Richard Attenborough, the UK movie director who chronicled the end of British colonial rule in India with his Oscar-winning epic Gandhi and performed in more than 50 films, died on Sunday at the age of 90. Once described by Variety as “one of the stoutest pillars of the British film industry”, Attenborough was an alumnus of the Royal Academy of Dramatic Art and a World War II veteran who became a familiar face in post-war British films. He was equally skilled at portraying wartime heroes (The Great Escape, 1963), hysterical cowards (In Which We Serve, 1942), meek cockneys (Seance on a Wet Afternoon, 1964) and sadistic thugs (Brighton Rock, 1947).
To a later generation, he was well known as the scientist-entrepreneur who clones dinosaur DNA in Steven Spielberg’s Jurassic Park (1993) and in its 1997 sequel, The Lost World. But it was Gandhi, a project he had spent 20 years pursuing, for which he is chiefly remembered and which remains one of the greatest acts of creative perseverance by a filmmaker. Attenborough also gave a memorable performance as General Outram in Satyajit Ray’s 1977 filming of Munshi Premchand’s story, Shatranj ke Khilari (The Chess Players), in which the crafty governor of Oudh is engaged in wresting control of the province from the Indian king, Wazid Ali Shah.
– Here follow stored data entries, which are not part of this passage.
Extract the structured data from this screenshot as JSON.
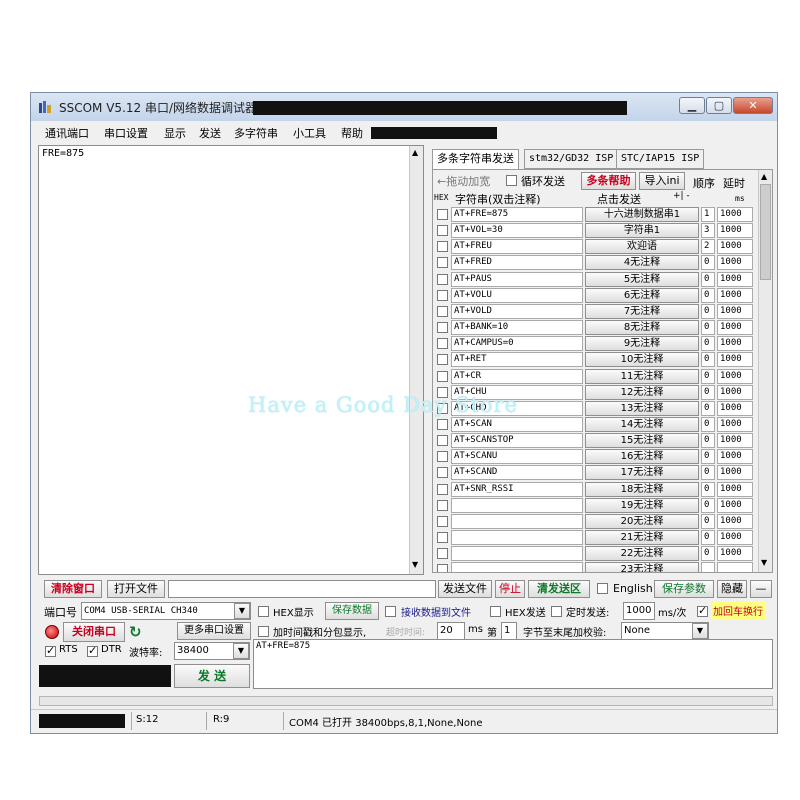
{
  "window": {
    "title": "SSCOM V5.12 串口/网络数据调试器,"
  },
  "menu": [
    "通讯端口",
    "串口设置",
    "显示",
    "发送",
    "多字符串",
    "小工具",
    "帮助"
  ],
  "receive_panel": {
    "text": "FRE=875"
  },
  "tabs": [
    "多条字符串发送",
    "stm32/GD32 ISP",
    "STC/IAP15 ISP"
  ],
  "multi_string": {
    "drag_label": "←拖动加宽",
    "loop_send_label": "循环发送",
    "help_button": "多条帮助",
    "import_button": "导入ini",
    "order_header": "顺序",
    "delay_header": "延时",
    "hex_header": "HEX",
    "string_header": "字符串(双击注释)",
    "click_send_header": "点击发送",
    "plus_minus": "+| -",
    "ms_label": "ms",
    "rows": [
      {
        "cmd": "AT+FRE=875",
        "button": "十六进制数据串1",
        "order": "1",
        "delay": "1000"
      },
      {
        "cmd": "AT+VOL=30",
        "button": "字符串1",
        "order": "3",
        "delay": "1000"
      },
      {
        "cmd": "AT+FREU",
        "button": "欢迎语",
        "order": "2",
        "delay": "1000"
      },
      {
        "cmd": "AT+FRED",
        "button": "4无注释",
        "order": "0",
        "delay": "1000"
      },
      {
        "cmd": "AT+PAUS",
        "button": "5无注释",
        "order": "0",
        "delay": "1000"
      },
      {
        "cmd": "AT+VOLU",
        "button": "6无注释",
        "order": "0",
        "delay": "1000"
      },
      {
        "cmd": "AT+VOLD",
        "button": "7无注释",
        "order": "0",
        "delay": "1000"
      },
      {
        "cmd": "AT+BANK=10",
        "button": "8无注释",
        "order": "0",
        "delay": "1000"
      },
      {
        "cmd": "AT+CAMPUS=0",
        "button": "9无注释",
        "order": "0",
        "delay": "1000"
      },
      {
        "cmd": "AT+RET",
        "button": "10无注释",
        "order": "0",
        "delay": "1000"
      },
      {
        "cmd": "AT+CR",
        "button": "11无注释",
        "order": "0",
        "delay": "1000"
      },
      {
        "cmd": "AT+CHU",
        "button": "12无注释",
        "order": "0",
        "delay": "1000"
      },
      {
        "cmd": "AT+CHD",
        "button": "13无注释",
        "order": "0",
        "delay": "1000"
      },
      {
        "cmd": "AT+SCAN",
        "button": "14无注释",
        "order": "0",
        "delay": "1000"
      },
      {
        "cmd": "AT+SCANSTOP",
        "button": "15无注释",
        "order": "0",
        "delay": "1000"
      },
      {
        "cmd": "AT+SCANU",
        "button": "16无注释",
        "order": "0",
        "delay": "1000"
      },
      {
        "cmd": "AT+SCAND",
        "button": "17无注释",
        "order": "0",
        "delay": "1000"
      },
      {
        "cmd": "AT+SNR_RSSI",
        "button": "18无注释",
        "order": "0",
        "delay": "1000"
      },
      {
        "cmd": "",
        "button": "19无注释",
        "order": "0",
        "delay": "1000"
      },
      {
        "cmd": "",
        "button": "20无注释",
        "order": "0",
        "delay": "1000"
      },
      {
        "cmd": "",
        "button": "21无注释",
        "order": "0",
        "delay": "1000"
      },
      {
        "cmd": "",
        "button": "22无注释",
        "order": "0",
        "delay": "1000"
      },
      {
        "cmd": "",
        "button": "23无注释",
        "order": "",
        "delay": ""
      }
    ]
  },
  "watermark": "Have a Good Day Store",
  "toolbar": {
    "clear_window": "清除窗口",
    "open_file": "打开文件",
    "send_file": "发送文件",
    "stop": "停止",
    "clear_send": "清发送区",
    "english": "English",
    "save_params": "保存参数",
    "hide": "隐藏",
    "minus": "—"
  },
  "port": {
    "port_label": "端口号",
    "port_value": "COM4 USB-SERIAL CH340",
    "close_port": "关闭串口",
    "more_settings": "更多串口设置",
    "rts": "RTS",
    "dtr": "DTR",
    "baud_label": "波特率:",
    "baud_value": "38400"
  },
  "options": {
    "hex_display": "HEX显示",
    "save_data": "保存数据",
    "recv_to_file": "接收数据到文件",
    "hex_send": "HEX发送",
    "timed_send": "定时发送:",
    "timed_value": "1000",
    "ms_per": "ms/次",
    "add_crlf": "加回车换行",
    "timestamp": "加时间戳和分包显示,",
    "timeout_label": "超时时间:",
    "timeout_value": "20",
    "ms": "ms",
    "page_label": "第",
    "page_value": "1",
    "checksum_label": "字节至末尾加校验:",
    "checksum_value": "None"
  },
  "send": {
    "text": "AT+FRE=875",
    "send_button": "发  送"
  },
  "status": {
    "sent": "S:12",
    "received": "R:9",
    "port_status": "COM4 已打开  38400bps,8,1,None,None"
  },
  "colors": {
    "title_bg": "#c3d4ea",
    "red_text": "#c8001e",
    "green_text": "#0b7a2a",
    "highlight_yellow": "#ffff80"
  }
}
It was a measure of Attenborough’s acting skill that even as he succeeds in checkmating Shah, one could sense that he was aware of the illegality of the manoeuvre.
It is perhaps appropriate that early in his stage career, Attenborough starred in Agatha Christie’s The Mouse Trap, which is celebrated as the world’s longest running stage show. He used some of his earnings from the play to keep “afloat” the project of Gandhi, as he later said. His anti-colonial commitment could be seen not only in the film on the Mahatma, but also in Cry Freedom (1987), based on the life of anti-apartheid crusader Steve Biko.